I think part of the reason why it came out so well is that it was originally designed for one purpose only: for sending 3d models to be displayed by WebGL. With a well-defined and basic use case, the designers had the focus to make something straight-forward and easy to work with. With glTF 2.0, the file format has been extended to support more general use cases, but the core use case--holding 3d models--hasn't been diluted by that. Storing 3d models in glTF 2.0 is still clear and concise without a lot of confusion.

I still have a few niggles with it though that could be improved. Right now, the file format doesn't have widespread support yet, but it is starting to grow. Still, given that this is a file format specification, I feel like there should have been at least one proper reference importer/exporter for the file format before it was finalized. There are multiple implementations of the spec, which is good, but none of the implementations are complete and comprehensive and allow for a proper bidirectional interfacing with a proper 3d application, so it's just hard to know if the files I've created are correct or whether all the corners of the file format has been fully tested.

Some parts of specification don't really give proper explanations or context for why they are needed. For example, I still don't understand why accessor.min and accessor.max exist. Like, I'm sure there's a good reason, but they just seem like an unnecessary hassle to me. Especially given that it's impossible to properly encode a 32-bit floating point number as a decimal string, I just can't see what use an inaccurate record of the min and max x,y,z values of some points are. Having more context there would be useful for implementors. Another example are the different buffer, bufferview, and accessor objects needed to refer to memory. It took me a long time to figure out what the difference was. At first, I thought you could the data for everything in a single bufferview, and just use different accessors to refer to different chunks of it. It was only later when I read that bufferviews were intended to refer to OpenGL memory buffers did I finally understand what each level of memory reference is for. The different buffers are meant to refer to different data stored on-disk. Usually, you'll only have one buffer, but if you have different models that share data, you can put this shared data in a separate file/buffer that those two models can share. The bufferview refers to a single in-memory chunk of data loaded into memory for a model. So, having a single bufferview for an entire scene would be wrong. You would normally have one or more bufferview for each 3d object in a scene. In general, when accessing data from a bufferview, you would always read from the start of the bufferview. If you find yourself reading from an offset into the bufferview, then you should probably just use a separate bufferview instead. The accessors describe how to read individual data fields of a bufferview. Notably, the bufferview contains a byteStride property that allows a bufferview to be broken up into different records or entries. An accessor describes how different fields are stored/interleaved inside a record or entry of a bufferview.
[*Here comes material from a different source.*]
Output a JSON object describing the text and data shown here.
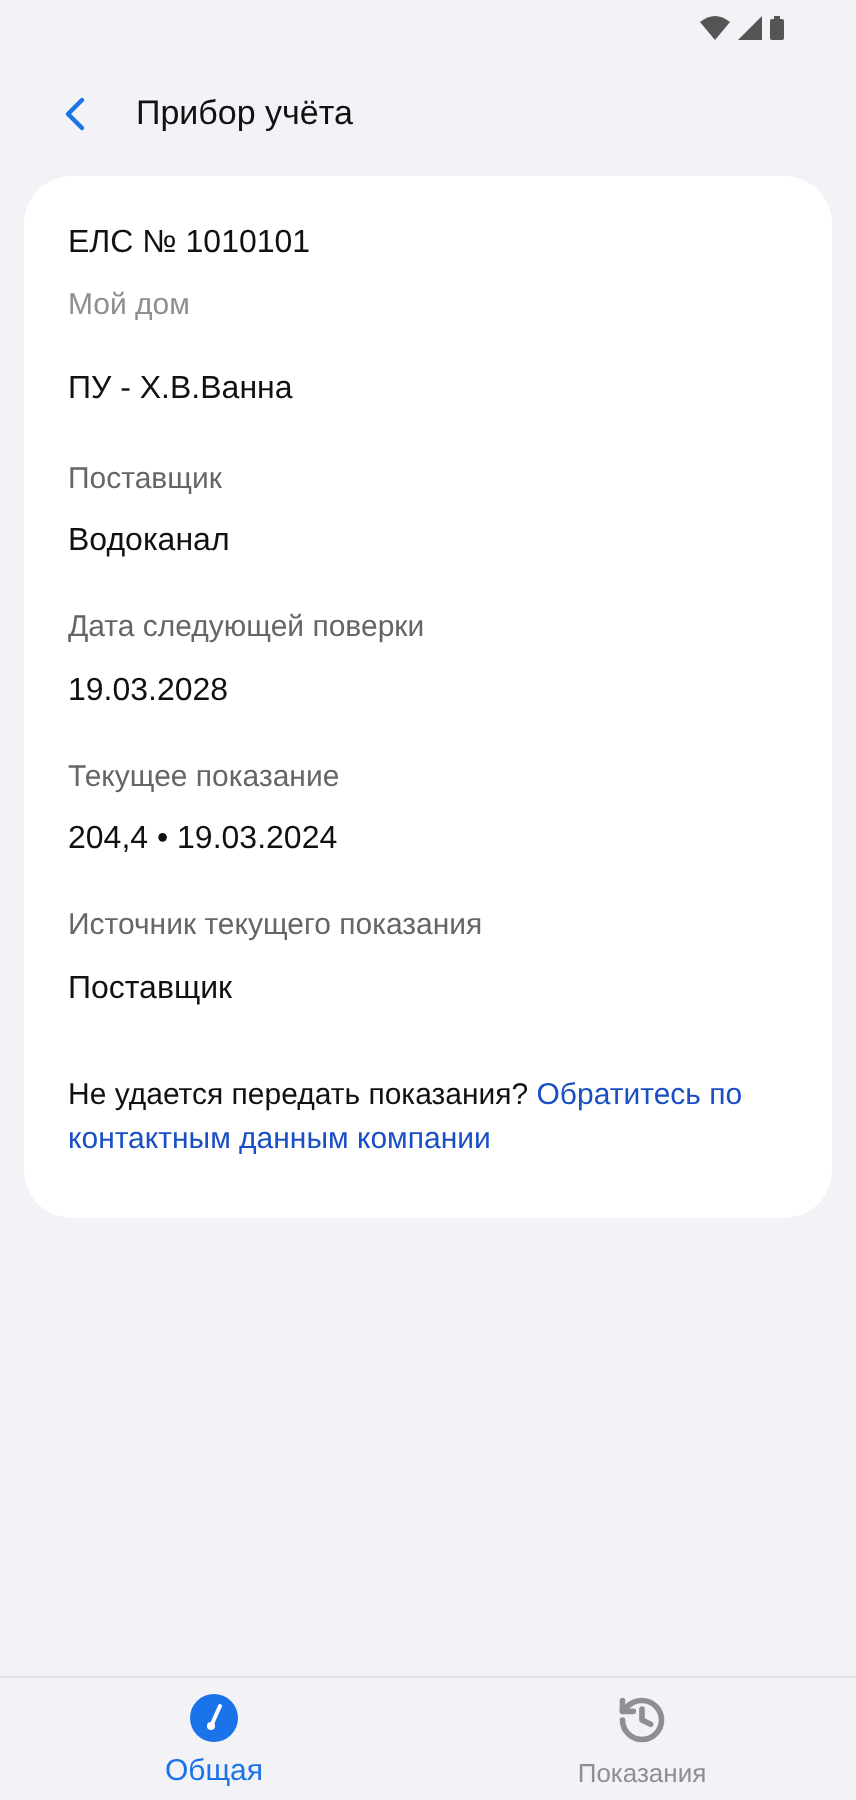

An accessor's byteOffset is supposed to be used for offsets into a record or entry, not for starting at an offset into a bufferview.
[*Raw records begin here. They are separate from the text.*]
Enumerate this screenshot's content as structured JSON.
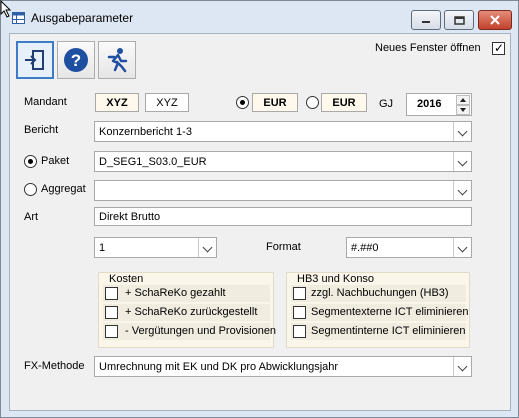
{
  "window": {
    "title": "Ausgabeparameter"
  },
  "toolbar": {
    "items": [
      {
        "name": "exit",
        "icon": "exit-door-icon"
      },
      {
        "name": "help",
        "icon": "question-icon"
      },
      {
        "name": "run",
        "icon": "running-man-icon"
      }
    ],
    "new_window_label": "Neues Fenster öffnen",
    "new_window_checked": true
  },
  "mandant": {
    "label": "Mandant",
    "code_selected": "XYZ",
    "code_other": "XYZ",
    "currency_1": "EUR",
    "currency_2": "EUR",
    "currency_1_selected": true,
    "gj_label": "GJ",
    "gj_value": "2016"
  },
  "bericht": {
    "label": "Bericht",
    "value": "Konzernbericht 1-3"
  },
  "paket": {
    "label": "Paket",
    "selected": true,
    "value": "D_SEG1_S03.0_EUR"
  },
  "aggregat": {
    "label": "Aggregat",
    "selected": false,
    "value": ""
  },
  "art": {
    "label": "Art",
    "value": "Direkt Brutto",
    "level_value": "1",
    "format_label": "Format",
    "format_value": "#.##0"
  },
  "kosten": {
    "title": "Kosten",
    "items": [
      {
        "label": "+ SchaReKo gezahlt",
        "checked": false
      },
      {
        "label": "+ SchaReKo zurückgestellt",
        "checked": false
      },
      {
        "label": "- Vergütungen und Provisionen",
        "checked": false
      }
    ]
  },
  "hb3": {
    "title": "HB3 und Konso",
    "items": [
      {
        "label": "zzgl. Nachbuchungen (HB3)",
        "checked": false
      },
      {
        "label": "Segmentexterne ICT eliminieren",
        "checked": false
      },
      {
        "label": "Segmentinterne ICT eliminieren",
        "checked": false
      }
    ]
  },
  "fx": {
    "label": "FX-Methode",
    "value": "Umrechnung mit EK und DK pro Abwicklungsjahr"
  },
  "colors": {
    "titlebar": "#dde7f3",
    "client": "#f0f0f0",
    "close_button": "#c2412a",
    "help_icon": "#1f4fa0",
    "accent": "#3d7cc9"
  }
}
glTF 2.0 also offers a convenient format for storing all the 3d data in a single file called GLB. The GLB specification is nice in that it's really basic and straight-forward, but its design is a little sloppy. The GLB file format has its file size encoded in it, which is unnecessary and prevents the data from being streamed. Even if that were fixed, the design of the chunks inside the file also prevent being able to write out the data in a single stream. All the parts of the file have to be written out separately first, their sizes determined, and then they can be assembled and written out into a GLB file. This is caused by the fact that there can only be a single buffer chunk, and the JSON chunk (which will contain references into the buffer chunk) has to be written out before the buffer chunk.

Overall though, I really like the glTF 2.0 format. I really hope it gets widespread adoption. I definitely see it displacing the .OBJ format in the long term.